La reforma anunciada ayer por el presidente demócrata Barack Obama tiene entonces como principal objetivo aumentar los controles sobre un sector, que debido a la 'vista gorda' de muchas entidades y Gobiernos, incubó la peor recesión económica desde la Gran Depresión que sacudió a los mercados en la década de los 30.
Por tal razón, el Presidente estadounidense presentó un plan en el que la Reserva Federal será el principal protagonista de una serie de exigentes controles a mercados y entidades que antes estaban al garete.

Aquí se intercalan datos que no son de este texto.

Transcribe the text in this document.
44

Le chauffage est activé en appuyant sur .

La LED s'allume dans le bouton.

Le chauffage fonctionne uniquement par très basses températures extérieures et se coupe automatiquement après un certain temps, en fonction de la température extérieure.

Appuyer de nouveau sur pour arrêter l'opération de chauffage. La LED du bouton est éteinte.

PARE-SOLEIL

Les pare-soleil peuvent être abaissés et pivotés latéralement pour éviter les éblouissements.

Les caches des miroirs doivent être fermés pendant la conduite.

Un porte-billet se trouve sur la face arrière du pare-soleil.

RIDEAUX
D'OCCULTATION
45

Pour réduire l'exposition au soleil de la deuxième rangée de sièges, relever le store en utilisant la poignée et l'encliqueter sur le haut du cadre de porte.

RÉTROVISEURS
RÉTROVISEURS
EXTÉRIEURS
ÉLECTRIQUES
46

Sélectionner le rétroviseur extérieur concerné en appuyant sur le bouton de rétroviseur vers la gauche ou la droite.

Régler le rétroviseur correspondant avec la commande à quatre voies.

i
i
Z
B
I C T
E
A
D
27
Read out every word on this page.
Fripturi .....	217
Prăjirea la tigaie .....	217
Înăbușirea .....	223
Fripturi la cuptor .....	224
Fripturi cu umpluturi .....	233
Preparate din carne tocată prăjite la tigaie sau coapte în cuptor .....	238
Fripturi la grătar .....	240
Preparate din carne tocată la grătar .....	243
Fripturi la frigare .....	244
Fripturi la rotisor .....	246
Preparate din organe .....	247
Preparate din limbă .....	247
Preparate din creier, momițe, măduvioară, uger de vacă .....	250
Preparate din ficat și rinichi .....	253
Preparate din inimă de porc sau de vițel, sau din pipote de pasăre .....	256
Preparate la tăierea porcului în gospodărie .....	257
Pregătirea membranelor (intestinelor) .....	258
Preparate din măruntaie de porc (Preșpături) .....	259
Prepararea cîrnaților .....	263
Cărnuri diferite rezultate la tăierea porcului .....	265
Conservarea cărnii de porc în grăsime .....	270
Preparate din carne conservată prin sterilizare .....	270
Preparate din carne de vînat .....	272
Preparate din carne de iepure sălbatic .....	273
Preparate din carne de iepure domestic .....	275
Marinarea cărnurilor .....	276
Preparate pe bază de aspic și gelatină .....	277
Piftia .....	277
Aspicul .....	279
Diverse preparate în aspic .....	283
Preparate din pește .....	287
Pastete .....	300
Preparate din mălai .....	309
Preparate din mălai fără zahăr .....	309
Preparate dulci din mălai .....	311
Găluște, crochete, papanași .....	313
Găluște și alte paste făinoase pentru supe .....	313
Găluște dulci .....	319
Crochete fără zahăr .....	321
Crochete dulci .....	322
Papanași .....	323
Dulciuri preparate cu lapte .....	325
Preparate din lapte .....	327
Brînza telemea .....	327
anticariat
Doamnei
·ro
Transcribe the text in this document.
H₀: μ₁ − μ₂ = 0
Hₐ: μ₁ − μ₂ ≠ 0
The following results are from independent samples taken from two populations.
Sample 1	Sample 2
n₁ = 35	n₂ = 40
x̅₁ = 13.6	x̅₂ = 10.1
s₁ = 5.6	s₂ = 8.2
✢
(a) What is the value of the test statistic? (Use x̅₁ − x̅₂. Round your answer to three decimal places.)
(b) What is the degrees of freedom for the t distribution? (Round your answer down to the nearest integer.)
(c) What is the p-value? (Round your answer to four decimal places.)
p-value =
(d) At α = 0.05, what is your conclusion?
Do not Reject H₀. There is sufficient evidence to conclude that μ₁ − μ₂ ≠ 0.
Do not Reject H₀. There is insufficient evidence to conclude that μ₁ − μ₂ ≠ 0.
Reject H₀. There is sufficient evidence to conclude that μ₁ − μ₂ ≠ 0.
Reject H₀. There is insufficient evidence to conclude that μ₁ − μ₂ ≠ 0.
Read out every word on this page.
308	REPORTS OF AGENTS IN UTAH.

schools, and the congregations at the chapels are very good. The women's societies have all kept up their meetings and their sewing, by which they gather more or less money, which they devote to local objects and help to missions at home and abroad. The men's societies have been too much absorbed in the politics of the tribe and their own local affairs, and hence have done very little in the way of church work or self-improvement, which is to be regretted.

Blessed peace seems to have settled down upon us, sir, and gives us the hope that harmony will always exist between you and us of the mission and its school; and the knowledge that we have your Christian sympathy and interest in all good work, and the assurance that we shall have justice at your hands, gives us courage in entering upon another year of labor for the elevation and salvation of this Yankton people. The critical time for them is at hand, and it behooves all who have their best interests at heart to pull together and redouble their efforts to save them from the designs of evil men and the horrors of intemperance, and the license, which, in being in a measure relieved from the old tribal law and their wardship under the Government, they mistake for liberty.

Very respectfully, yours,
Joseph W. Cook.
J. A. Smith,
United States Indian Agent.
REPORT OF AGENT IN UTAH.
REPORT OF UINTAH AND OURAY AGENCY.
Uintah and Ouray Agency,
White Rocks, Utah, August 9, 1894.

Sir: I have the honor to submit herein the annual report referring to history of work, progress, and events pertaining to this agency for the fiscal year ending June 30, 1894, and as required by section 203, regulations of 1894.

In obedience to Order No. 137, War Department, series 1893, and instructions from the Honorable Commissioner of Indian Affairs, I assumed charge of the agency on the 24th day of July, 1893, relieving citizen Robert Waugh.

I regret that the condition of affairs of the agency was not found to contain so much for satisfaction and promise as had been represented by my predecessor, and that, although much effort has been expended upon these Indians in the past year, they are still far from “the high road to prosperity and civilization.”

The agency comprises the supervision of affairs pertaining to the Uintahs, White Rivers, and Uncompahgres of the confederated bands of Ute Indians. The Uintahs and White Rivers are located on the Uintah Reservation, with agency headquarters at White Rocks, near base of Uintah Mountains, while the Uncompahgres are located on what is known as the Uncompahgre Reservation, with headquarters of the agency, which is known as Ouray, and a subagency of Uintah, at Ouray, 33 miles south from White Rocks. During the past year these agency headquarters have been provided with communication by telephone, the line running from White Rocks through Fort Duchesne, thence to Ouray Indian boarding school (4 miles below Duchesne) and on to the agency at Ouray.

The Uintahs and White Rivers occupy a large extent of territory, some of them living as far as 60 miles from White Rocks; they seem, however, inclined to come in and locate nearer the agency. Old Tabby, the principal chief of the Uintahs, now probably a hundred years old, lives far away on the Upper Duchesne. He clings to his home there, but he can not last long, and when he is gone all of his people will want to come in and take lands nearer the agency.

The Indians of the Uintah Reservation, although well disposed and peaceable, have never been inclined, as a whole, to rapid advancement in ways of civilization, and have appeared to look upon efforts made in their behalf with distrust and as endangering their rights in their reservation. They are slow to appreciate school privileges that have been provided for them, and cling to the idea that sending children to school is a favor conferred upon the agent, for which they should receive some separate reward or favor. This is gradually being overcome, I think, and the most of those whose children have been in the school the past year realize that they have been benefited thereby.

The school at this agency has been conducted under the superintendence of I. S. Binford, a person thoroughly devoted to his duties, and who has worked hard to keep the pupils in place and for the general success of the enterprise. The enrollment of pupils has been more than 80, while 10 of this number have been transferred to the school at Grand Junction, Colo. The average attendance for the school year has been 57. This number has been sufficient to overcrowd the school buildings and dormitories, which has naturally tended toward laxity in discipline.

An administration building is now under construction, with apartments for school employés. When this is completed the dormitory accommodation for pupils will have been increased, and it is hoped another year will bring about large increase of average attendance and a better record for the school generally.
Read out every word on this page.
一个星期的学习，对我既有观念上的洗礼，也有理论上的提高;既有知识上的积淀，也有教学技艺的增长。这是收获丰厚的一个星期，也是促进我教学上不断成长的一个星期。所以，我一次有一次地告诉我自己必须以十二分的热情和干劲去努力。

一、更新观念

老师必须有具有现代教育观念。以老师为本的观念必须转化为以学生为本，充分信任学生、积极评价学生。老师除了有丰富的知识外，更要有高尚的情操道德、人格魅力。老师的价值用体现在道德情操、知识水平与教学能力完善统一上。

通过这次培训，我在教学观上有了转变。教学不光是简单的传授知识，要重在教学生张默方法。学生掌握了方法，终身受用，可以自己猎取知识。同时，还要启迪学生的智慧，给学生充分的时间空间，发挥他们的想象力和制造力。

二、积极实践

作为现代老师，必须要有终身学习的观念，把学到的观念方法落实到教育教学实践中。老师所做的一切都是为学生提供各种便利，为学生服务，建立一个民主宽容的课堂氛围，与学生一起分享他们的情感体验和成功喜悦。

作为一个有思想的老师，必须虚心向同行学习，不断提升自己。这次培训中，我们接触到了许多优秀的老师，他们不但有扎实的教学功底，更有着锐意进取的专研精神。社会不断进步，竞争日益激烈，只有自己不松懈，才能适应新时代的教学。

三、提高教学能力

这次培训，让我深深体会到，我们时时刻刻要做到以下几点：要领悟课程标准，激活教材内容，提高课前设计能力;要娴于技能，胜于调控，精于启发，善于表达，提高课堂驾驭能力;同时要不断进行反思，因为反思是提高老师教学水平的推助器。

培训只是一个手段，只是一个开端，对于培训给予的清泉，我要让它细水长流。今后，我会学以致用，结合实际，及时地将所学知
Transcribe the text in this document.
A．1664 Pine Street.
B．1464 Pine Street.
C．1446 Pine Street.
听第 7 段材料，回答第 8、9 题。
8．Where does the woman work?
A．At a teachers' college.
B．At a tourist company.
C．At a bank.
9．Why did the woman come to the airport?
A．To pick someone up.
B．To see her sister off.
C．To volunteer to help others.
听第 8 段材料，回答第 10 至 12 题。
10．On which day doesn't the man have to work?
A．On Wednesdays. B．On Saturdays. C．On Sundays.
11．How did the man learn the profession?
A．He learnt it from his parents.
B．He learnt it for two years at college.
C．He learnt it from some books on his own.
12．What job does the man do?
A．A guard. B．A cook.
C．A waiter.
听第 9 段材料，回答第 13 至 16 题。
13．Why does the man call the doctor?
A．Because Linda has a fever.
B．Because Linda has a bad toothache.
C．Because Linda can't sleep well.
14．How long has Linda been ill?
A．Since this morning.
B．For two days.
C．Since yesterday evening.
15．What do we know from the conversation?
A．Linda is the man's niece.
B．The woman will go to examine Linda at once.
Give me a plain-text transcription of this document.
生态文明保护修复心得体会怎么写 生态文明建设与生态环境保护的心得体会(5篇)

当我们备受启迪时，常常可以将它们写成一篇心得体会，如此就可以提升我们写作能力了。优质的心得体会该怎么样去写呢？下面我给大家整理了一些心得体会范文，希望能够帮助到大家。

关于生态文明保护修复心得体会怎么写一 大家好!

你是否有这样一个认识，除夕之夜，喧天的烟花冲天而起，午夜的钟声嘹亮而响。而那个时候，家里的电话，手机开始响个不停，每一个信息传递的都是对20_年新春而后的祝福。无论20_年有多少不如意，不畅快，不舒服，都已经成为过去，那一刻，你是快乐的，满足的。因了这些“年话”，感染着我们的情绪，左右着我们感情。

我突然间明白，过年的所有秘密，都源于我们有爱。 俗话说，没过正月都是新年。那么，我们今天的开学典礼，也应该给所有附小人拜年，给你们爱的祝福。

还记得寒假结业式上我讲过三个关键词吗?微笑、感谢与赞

La entidad, dirigida por Ben Bernanke, será el filtro por el cual pasarán todas aquellas actuaciones que no sean totalmente claras, y que gracias a las lecciones que deja la crisis actual, ahora serán revisadas con una lupa de mayor poder.
También se propone la creación de varias agencias que se encargarán de reforzar los controles sobre entidades, mercados e incluso, sobre el comportamiento de los consumidores e inversionistas.
La reforma propuesta por Obama más allá de ser buena o mala (ya algunos economistas han señalado que se quedará corta) era sobre todo necesaria.
Ante las voces que claman la construcción de un nuevo orden financiero mundial que sea más estricto, las medidas anunciadas por el presidente de E.U. parecen ser la primera piedra.
Falta ver si el sistema financiero logra acomodarse a estos nuevos controles, o si por el contrario habrá que 'demolerlo' todo para construirlo desde cero.